Fermín continuaba corriendo con la vista clavada en el meteorito que nunca terminaba de caer y de pronto comenzó a sentir como si su cuerpo fuera más pesado, sin embargo su marcha no disminuía. Un atisbo de ansiedad, diferente de la que lo impulsara a correr, se coló por un resquicio de su mente. Cayó en la cuenta de que oía ladridos cuando no debía hacerlo, con la distancia que había recorrido desde su casa era imposible que Fox estuviera cerca a menos que hubiese cortado la cadena para ir tras él. Era su perro sin lugar a dudas, reconocería sus ladridos toscos en cualquier parte. ¿Y si Fox llegaba antes que él al lugar del impacto del meteorito? La idea de que su perro pudiera morir aplastado por ir tras él hizo que sus piernas se sintieran de goma, apuró más el paso para asegurarse de encontrar a su mascota para llevarlo de vuelta a casa.

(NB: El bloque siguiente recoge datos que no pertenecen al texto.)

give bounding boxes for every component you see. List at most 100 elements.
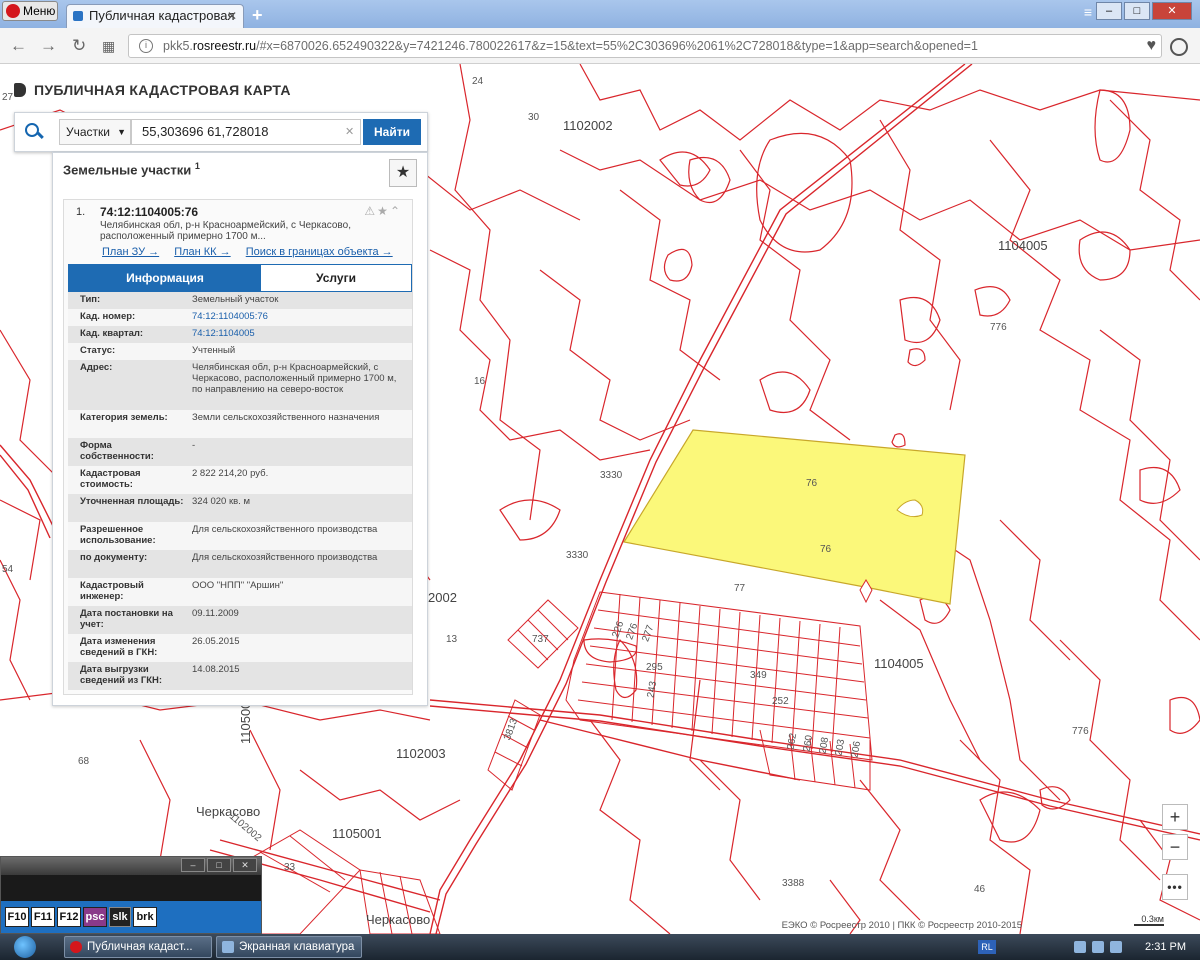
favorite-star-button[interactable]: ★	[389, 159, 417, 187]
clock[interactable]: 2:31 PM	[1145, 934, 1186, 960]
search-type-dropdown[interactable]: Участки ▼	[59, 119, 131, 145]
close-window-icon[interactable]: ✕	[1152, 2, 1192, 20]
back-icon[interactable]: ←	[10, 36, 27, 56]
info-value: 324 020 кв. м	[192, 496, 250, 507]
close-tab-icon[interactable]: ✕	[227, 5, 237, 27]
parcel-index: 1.	[76, 206, 86, 218]
address-bar[interactable]: i pkk5.rosreestr.ru/#x=6870026.652490322…	[128, 34, 1162, 58]
info-key: Категория земель:	[80, 412, 168, 423]
tab-title: Публичная кадастровая	[89, 8, 235, 23]
zoom-out-button[interactable]: −	[1162, 834, 1188, 860]
language-indicator[interactable]: RL	[978, 940, 996, 954]
key-f10[interactable]: F10	[5, 907, 29, 927]
info-row-status: Статус: Учтенный	[68, 343, 412, 360]
info-row-area: Уточненная площадь: 324 020 кв. м	[68, 494, 412, 522]
info-row-registration-date: Дата постановки на учет: 09.11.2009	[68, 606, 412, 634]
browser-tab-strip: Меню Публичная кадастровая ✕ + ≡ – □ ✕	[0, 0, 1200, 28]
minimize-icon[interactable]: –	[1096, 2, 1122, 20]
keyboard-icon	[222, 941, 234, 953]
find-button[interactable]: Найти	[363, 119, 421, 145]
downloads-icon[interactable]	[1170, 38, 1188, 56]
system-tray: RL 2:31 PM	[952, 934, 1192, 960]
taskbar-item-browser[interactable]: Публичная кадаст...	[64, 936, 212, 958]
star-icon[interactable]: ★	[377, 204, 390, 218]
key-f11[interactable]: F11	[31, 907, 55, 927]
start-button[interactable]	[6, 934, 46, 960]
favicon-icon	[73, 11, 83, 21]
osk-window-controls: – □ ✕	[181, 858, 257, 872]
info-key: Тип:	[80, 294, 101, 305]
osk-titlebar[interactable]: – □ ✕	[1, 857, 261, 875]
url-prefix: pkk5.	[163, 39, 193, 53]
windows-taskbar: Публичная кадаст... Экранная клавиатура …	[0, 934, 1200, 960]
key-psc[interactable]: psc	[83, 907, 107, 927]
map-label-1105001: 1105001	[332, 826, 382, 841]
info-key: Кад. квартал:	[80, 328, 144, 339]
zoom-in-button[interactable]: +	[1162, 804, 1188, 830]
map-label-3330b: 3330	[566, 550, 589, 561]
search-in-bounds-link[interactable]: Поиск в границах объекта →	[246, 246, 393, 258]
more-tools-button[interactable]: •••	[1162, 874, 1188, 900]
volume-icon[interactable]	[1092, 941, 1104, 953]
speed-dial-icon[interactable]: ▦	[102, 38, 115, 55]
search-icon[interactable]	[23, 121, 47, 143]
info-value: ООО "НПП" "Аршин"	[192, 580, 284, 591]
collapse-icon[interactable]: ⌃	[390, 204, 402, 218]
info-key: Дата выгрузки сведений из ГКН:	[80, 664, 163, 686]
info-value: Для сельскохозяйственного производства	[192, 552, 378, 563]
map-zoom-controls: + − •••	[1162, 804, 1188, 904]
parcel-cadastral-number[interactable]: 74:12:1104005:76	[100, 205, 198, 219]
map-label-2002: 2002	[428, 590, 457, 605]
info-row-permitted-use: Разрешенное использование: Для сельскохо…	[68, 522, 412, 550]
osk-minimize-icon[interactable]: –	[181, 858, 205, 872]
info-value-link[interactable]: 74:12:1104005:76	[192, 311, 402, 322]
key-brk[interactable]: brk	[133, 907, 157, 927]
tray-icons	[1074, 941, 1122, 953]
taskbar-item-keyboard[interactable]: Экранная клавиатура	[216, 936, 362, 958]
info-row-land-category: Категория земель: Земли сельскохозяйстве…	[68, 410, 412, 438]
map-label-1102002: 1102002	[563, 118, 613, 133]
clear-search-icon[interactable]: ✕	[345, 125, 354, 138]
tab-list-icon[interactable]: ≡	[1084, 4, 1092, 20]
reload-icon[interactable]: ↻	[72, 36, 86, 56]
on-screen-keyboard: – □ ✕ F10 F11 F12 psc slk brk	[0, 856, 262, 934]
osk-maximize-icon[interactable]: □	[207, 858, 231, 872]
info-value: Земельный участок	[192, 294, 279, 305]
maximize-icon[interactable]: □	[1124, 2, 1150, 20]
tab-information[interactable]: Информация	[69, 265, 261, 291]
key-f12[interactable]: F12	[57, 907, 81, 927]
map-label-33: 33	[284, 862, 296, 873]
app-title: ПУБЛИЧНАЯ КАДАСТРОВАЯ КАРТА	[34, 82, 291, 98]
search-input[interactable]: 55,303696 61,728018	[131, 119, 361, 145]
map-label-13: 13	[446, 634, 458, 645]
info-value-link[interactable]: 74:12:1104005	[192, 328, 402, 339]
key-slk[interactable]: slk	[109, 907, 131, 927]
new-tab-icon[interactable]: +	[252, 5, 263, 26]
site-info-icon[interactable]: i	[139, 39, 153, 53]
opera-menu-button[interactable]: Меню	[2, 1, 58, 21]
parcel-tabs: Информация Услуги	[68, 264, 412, 292]
plan-zu-link[interactable]: План ЗУ →	[102, 246, 159, 258]
info-key: Уточненная площадь:	[80, 496, 184, 507]
plan-kk-link[interactable]: План КК →	[174, 246, 230, 258]
map-label-68: 68	[78, 756, 90, 767]
info-value: 09.11.2009	[192, 608, 239, 619]
osk-close-icon[interactable]: ✕	[233, 858, 257, 872]
info-value: 26.05.2015	[192, 636, 240, 647]
map-label-3388: 3388	[782, 878, 805, 889]
browser-tab[interactable]: Публичная кадастровая ✕	[66, 4, 244, 28]
parcel-card-tools: ⚠★⌃	[364, 204, 402, 218]
info-row-address: Адрес: Челябинская обл, р-н Красноармейс…	[68, 360, 412, 410]
warning-icon[interactable]: ⚠	[364, 204, 377, 218]
search-type-label: Участки	[66, 125, 110, 139]
battery-icon[interactable]	[1110, 941, 1122, 953]
osk-keys-row: F10 F11 F12 psc slk brk	[1, 901, 261, 933]
forward-icon[interactable]: →	[40, 36, 57, 56]
map-label-76: 76	[806, 478, 818, 489]
bookmark-heart-icon[interactable]: ♥	[1147, 37, 1157, 55]
url-rest: /#x=6870026.652490322&y=7421246.78002261…	[256, 39, 978, 53]
info-key: Дата постановки на учет:	[80, 608, 173, 630]
network-icon[interactable]	[1074, 941, 1086, 953]
tab-services[interactable]: Услуги	[261, 265, 411, 291]
map-label-30: 30	[528, 112, 540, 123]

El ser que leía los datos del display levantó la vista preocupado y reprodujo un par de sonidos borboteantes. El encargado de suministrar los fluidos accionó un par de teclas y un líquido color rojo ascendió por las mangueras e ingresó en el organismo del sujeto. El extractor llenó una probeta con un líquido azulado, lo miró unos segundos con ojos brillantes y procedió a libar de él sin oír los apremiantes sonidos que reproducían sus colegas. Instantes después sus ojos desbordaban el líquido azul sin cesar, contagiando a sus compañeros que con los ojos empañados por el llanto no podían desempeñar sus funciones correctamente y tuvieron que abortar el experimento.

Fermín sintió los lengüetazos de su perro en la cara y se alegró de haberlo encontrado antes de que el meteorito lo hiciera. Abrió los ojos y se encontró en el patio de su casa, junto al tacho de basura, a su lado Fox ladraba contento y la cadena tintineaba con cada tirón que el perrazo le daba para acercarse más a su dueño. Fermín se levantó y todo el cansancio del mundo se apoderó de su cuerpo, elevó la vista al cielo y se rascó la cabeza confundido. Suspiró, terminó de juntar la basura y la metió al tacho. Con las pocas fuerzas que le quedaban, liberó a Fox y lo llevó consigo a su habitación. Lo primero que hizo el perro fue acomodarse en su cama, Fermín sonrió y se acostó a su lado. No tenía idea de lo que había sucedido esa noche ni por qué había temido tanto por ese animal pero mientras se sumía en un sueño profundo una parte de su mente le susurró que había sido el perro quien le había salvado la vida a él. Fuera cual fuese la verdad, permanecería allá afuera, ahí adentro sólo quedaba su mutuo amor incondicional, y eso era más que suficiente.